The authors estimated the excess of ultra-rare variants in numerous subsets of biologically-relevant genes, finding enrichment for damaging/PTV variants in:
- Evolutionarily “constrained” genes (i.e. pLI>0.9 or missense Z-score >3.09)
- Brain-enriched genes, defined as those expressed 2x higher in brain tissues according to GTEx data.
- GABAergic pathway genes and voltage-gated ion channel genes
Of note, most of these patterns were in the developmental/epileptic encephalopathy and generalized epilepsy patient groups. The focal epilepsy group — incidentally, also the largest group — yielded few findings, and the authors’ frustration with this outcome is not hard to suss out (or understand).
Per-Gene Burden Testing for Association
Ultra-rare variants were collapsed by gene to examine the burden of such variants in cases relative to controls. This is a fairly standard way to test for association when the variants are (by definition) too rare to reach statistical significance on their own. Basically, you consider anyone with at least one ultra-rare coding variant in a gene to be “mutated” and everyone else to be “non-mutated” for the sake of analysis.
Of note, it’s not only possible, but somewhat likely, that many such variants are de novo mutations.

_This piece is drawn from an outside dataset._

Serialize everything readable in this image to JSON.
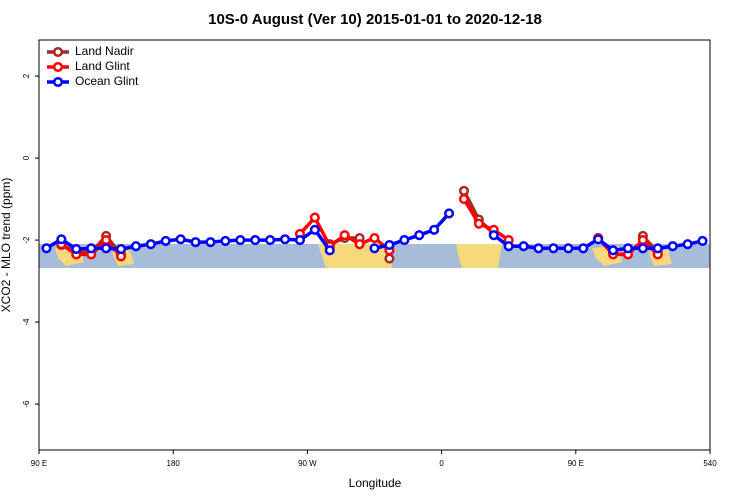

We don’t know for certain, since only the affected individuals and not their parents were sequenced.
There are some major statistical challenges to conducting per-gene tests on the entire exome in a large sample size. The adjustments required to minimize false-positive associations when testing so many genes simultaneously mean that the bar for statistical significance is high. In this study, SCN1A in individuals with developmental and epileptic encephalopathies (p=5.8e-08) was the only gene that met so-called exome-wide significance for association (p-value < 6.8 × 10−7 after Bonferroni correction).
A jaded view of this outcome might be that the largest exome sequencing study of epilepsy managed to find one gene, that was already the best-known and most clinically relevant epilepsy gene. But that’s hardly satisfying. Furthermore, some argue that focusing only on p-values causes one to ignore patterns that are obvious to the human eye, such as the association signal for NEXMIF.
A bit of good news is that several candidate epilepsy genes made appearances among the leading associations, including EEF1A2, GABRG2, SLC6A1, and GABRA1 for generalized epilepsy and DEPDC5 and SCN8A in focal epilepsy. This study does not make their associations definitive, but adds support to the notion that further study of those candidates is warranted.
Recessive and SKAT Analyses
The authors also performed two other types of analyses. One searched for genes consistent with recessive inheritance that were enriched in cases relative controls, and the other examined the contribution of low-frequency coding variants to epilepsy risk. Both of these used a relaxed threshold for variant inclusion, taking any with MAF<0.01. The recessive analysis found nothing, though the authors note that it was somewhat under-powered.
The SKAT burden analysis did not yield much in the way of compelling findings (surprising no one). Its top associations included known epilepsy genes like STXBP1, KCNA2, NEXMIF, and SCN1A but these failed to reach exome-wide significance. The take-home message here is that ultra-rare, possibly de novo damaging/truncating variants in constrained genes are enriched in the developmental/epileptic encephalopathy subset, and this underlies most of the gene burden in a fairly large epilepsy cohort. It supports the notion that DEE is often caused by damaging, highly penetrant mutations in single dominant genes. The essentially negative findings in generalized and focal epilepsy suggest that these types may have a more complex genetic etiology.